Issue #27 “Idol Chatter”

            Any series mired in conspiracies has to touch on it eventually, and 100 Bullets is no different. The big one, the granddaddy of all conspiracy theories: JFK. Out of all the crazy theories purported throughout the years, the absolute craziest has to be that it was Joe DiMaggio seeking revenge for his ex-wife Marilyn Monroe, who was supposedly killed by Kennedy to keep their affair quiet. It’s a completely ridiculous theory, but as a story, it’s rife with potential - potential that Azzarello and Risso exploit to its fullest.

            Because it turns out that Joltin’ Joe was not only responsible for the “magic bullet” that day on November 22, 1963, but that it was one that came from an attaché along with 99 others given to him by none other than a young Agent Graves. This issue is a perfect example of the creators using their series concept to fantastic effect, as Graves bumps into an aging, remorseful DiMaggio at a retirement home after dropping off another attaché, wondering if it really was his bullet that killed the president that day and thus changed the world. It’s a fun little side story to the series’ larger mythology, but as it often is with 100 Bullets, still tied rather intrinsically to the overall themes. Namely, that all of this big picture conspiracy stuff ultimately boils down to very human terms: desire, jealousy, revenge. That’s 100 Bullets in a nutshell; the small picture framed against the large.

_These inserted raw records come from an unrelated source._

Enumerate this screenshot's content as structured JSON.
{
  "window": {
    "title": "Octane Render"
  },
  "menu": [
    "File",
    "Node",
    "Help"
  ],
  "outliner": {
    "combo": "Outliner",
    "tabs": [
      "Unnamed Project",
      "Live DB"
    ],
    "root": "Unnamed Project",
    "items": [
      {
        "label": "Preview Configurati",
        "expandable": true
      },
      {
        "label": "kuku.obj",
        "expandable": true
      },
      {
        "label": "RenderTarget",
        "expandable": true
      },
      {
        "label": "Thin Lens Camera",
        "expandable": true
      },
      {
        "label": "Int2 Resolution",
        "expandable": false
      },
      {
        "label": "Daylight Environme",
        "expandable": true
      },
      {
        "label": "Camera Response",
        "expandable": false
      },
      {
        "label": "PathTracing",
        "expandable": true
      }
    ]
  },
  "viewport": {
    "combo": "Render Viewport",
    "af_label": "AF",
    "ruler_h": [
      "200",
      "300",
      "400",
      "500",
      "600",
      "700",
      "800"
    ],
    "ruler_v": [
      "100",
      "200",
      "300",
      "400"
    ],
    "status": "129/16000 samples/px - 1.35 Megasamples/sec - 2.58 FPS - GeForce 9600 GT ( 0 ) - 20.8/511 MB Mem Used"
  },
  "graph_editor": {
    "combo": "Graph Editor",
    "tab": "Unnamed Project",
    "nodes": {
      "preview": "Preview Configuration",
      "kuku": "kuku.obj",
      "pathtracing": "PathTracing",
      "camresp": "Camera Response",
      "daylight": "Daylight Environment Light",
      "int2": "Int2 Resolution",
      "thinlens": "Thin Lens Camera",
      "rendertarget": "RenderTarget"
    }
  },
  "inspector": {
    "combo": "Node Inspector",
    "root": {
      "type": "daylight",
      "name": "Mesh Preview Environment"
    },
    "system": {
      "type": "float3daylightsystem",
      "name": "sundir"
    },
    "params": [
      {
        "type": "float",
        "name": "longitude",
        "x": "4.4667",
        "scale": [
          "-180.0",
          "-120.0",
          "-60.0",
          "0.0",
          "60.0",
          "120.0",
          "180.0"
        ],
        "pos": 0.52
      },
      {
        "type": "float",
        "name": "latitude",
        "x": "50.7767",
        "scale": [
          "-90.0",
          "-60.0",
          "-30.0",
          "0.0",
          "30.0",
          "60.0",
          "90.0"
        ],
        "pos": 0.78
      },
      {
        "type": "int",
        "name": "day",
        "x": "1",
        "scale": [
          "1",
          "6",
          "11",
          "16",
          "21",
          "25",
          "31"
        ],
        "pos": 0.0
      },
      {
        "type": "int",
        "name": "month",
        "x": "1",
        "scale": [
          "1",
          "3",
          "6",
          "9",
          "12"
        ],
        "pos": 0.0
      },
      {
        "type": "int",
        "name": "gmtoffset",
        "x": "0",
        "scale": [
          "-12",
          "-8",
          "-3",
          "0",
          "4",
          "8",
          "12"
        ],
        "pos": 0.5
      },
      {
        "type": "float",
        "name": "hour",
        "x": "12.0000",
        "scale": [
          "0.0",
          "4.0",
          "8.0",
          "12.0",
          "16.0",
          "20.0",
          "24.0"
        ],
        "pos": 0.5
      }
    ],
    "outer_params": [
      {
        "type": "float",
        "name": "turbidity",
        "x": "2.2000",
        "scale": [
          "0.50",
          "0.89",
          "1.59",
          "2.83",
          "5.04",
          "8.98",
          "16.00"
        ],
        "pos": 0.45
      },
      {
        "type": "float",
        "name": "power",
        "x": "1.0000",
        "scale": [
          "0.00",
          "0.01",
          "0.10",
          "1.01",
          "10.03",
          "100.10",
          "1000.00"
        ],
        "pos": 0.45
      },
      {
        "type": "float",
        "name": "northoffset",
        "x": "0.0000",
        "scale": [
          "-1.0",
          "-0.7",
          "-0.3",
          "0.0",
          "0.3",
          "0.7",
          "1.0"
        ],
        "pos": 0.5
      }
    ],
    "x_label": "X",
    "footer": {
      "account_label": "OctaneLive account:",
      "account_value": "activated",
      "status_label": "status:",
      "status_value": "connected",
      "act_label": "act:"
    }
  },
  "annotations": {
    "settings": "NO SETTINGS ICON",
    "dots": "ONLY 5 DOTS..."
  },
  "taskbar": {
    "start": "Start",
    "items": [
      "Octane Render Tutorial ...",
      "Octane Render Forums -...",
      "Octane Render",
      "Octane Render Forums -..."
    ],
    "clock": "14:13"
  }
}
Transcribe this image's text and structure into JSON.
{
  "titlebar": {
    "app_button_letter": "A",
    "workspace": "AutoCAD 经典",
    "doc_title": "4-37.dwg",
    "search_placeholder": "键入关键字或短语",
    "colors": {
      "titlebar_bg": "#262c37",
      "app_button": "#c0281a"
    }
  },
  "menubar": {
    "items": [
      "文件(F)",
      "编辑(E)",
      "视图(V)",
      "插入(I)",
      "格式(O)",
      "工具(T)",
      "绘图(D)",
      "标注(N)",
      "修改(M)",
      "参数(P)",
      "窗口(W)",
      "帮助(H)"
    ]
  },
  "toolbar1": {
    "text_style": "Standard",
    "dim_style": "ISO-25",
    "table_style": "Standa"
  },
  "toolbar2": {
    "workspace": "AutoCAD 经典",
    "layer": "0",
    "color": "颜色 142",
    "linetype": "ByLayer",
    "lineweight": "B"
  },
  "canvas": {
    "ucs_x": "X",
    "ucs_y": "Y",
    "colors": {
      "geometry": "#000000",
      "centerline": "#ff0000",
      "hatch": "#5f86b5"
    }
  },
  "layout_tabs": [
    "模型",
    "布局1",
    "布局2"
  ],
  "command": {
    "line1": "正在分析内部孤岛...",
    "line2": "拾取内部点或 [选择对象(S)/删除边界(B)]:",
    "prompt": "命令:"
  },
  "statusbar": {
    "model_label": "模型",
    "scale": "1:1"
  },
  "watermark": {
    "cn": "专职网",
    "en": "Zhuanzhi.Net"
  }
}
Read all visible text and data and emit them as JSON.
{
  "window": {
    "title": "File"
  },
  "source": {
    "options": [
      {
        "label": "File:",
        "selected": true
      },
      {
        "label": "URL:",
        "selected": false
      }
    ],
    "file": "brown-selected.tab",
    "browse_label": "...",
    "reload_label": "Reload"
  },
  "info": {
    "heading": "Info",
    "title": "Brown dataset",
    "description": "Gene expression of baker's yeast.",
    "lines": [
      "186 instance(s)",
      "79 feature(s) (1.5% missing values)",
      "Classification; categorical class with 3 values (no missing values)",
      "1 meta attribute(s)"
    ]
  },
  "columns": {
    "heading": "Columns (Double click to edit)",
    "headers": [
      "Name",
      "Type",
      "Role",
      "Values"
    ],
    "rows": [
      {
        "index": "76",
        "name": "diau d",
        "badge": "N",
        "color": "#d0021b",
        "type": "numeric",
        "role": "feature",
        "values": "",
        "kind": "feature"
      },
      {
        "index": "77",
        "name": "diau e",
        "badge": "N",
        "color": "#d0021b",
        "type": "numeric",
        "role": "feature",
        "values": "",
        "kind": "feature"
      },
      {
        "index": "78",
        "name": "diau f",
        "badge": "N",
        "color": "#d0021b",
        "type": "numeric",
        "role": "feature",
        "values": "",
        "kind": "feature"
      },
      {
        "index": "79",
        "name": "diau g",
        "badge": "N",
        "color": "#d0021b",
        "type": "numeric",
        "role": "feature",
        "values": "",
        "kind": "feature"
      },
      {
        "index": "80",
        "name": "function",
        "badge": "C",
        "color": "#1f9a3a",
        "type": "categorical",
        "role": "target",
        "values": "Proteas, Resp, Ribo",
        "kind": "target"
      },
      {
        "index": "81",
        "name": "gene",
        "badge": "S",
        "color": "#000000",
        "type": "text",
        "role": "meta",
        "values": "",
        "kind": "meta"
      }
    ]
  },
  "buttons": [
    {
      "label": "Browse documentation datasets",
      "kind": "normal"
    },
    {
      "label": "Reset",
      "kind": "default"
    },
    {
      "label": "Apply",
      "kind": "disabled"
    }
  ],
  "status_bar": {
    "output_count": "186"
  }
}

            Also pay close attention to that bandaged man who gets the attaché this issue: we’ll be seeing much more of his story coming up very soon.

Issues #28-30 Contrabandolero

            100 Bullets isn’t a series that often wears its influences on its sleeve, but from time to time Azzarello does an arc that seems meant to clearly evoke a classic crime writer - such as this arc, a fairly light/ humorous (at least for 100 Bullets) tale that feels akin with the type of fast-talking, screwball crime stories as written by Elmore Leonard and Donald Westlake.

            One thing that’s becoming apparent throughout the series is how plot isn’t nearly as compelling for Azzarello as character. The plot of these three issues is just about as light as a feather, and serves primarily to introduce us to new character Wylie Times, a lackadaisical gas station attendant who spends his days off drinking beer in a folding chair. Shepherd and Dizzy roll into town looking for him, and we learn by the arc’s end that Wylie must be another Minuteman in hiding, although Shepherd doesn’t know the codeword to unlock Wylie’s memory like Graves did previously for Cole Burns. Much like “Sellfish & Out to Sea,” this is another case of introducing a character that goes on to be much more fascinating than their debut story, although here I could at least appreciate the Leonard/Westlake pastiche.  
            * A character who gets probably one of the best introductions in this or any other series, what with his amazing, writer-jealousy-inducing line, “Work? No. I am the power company.”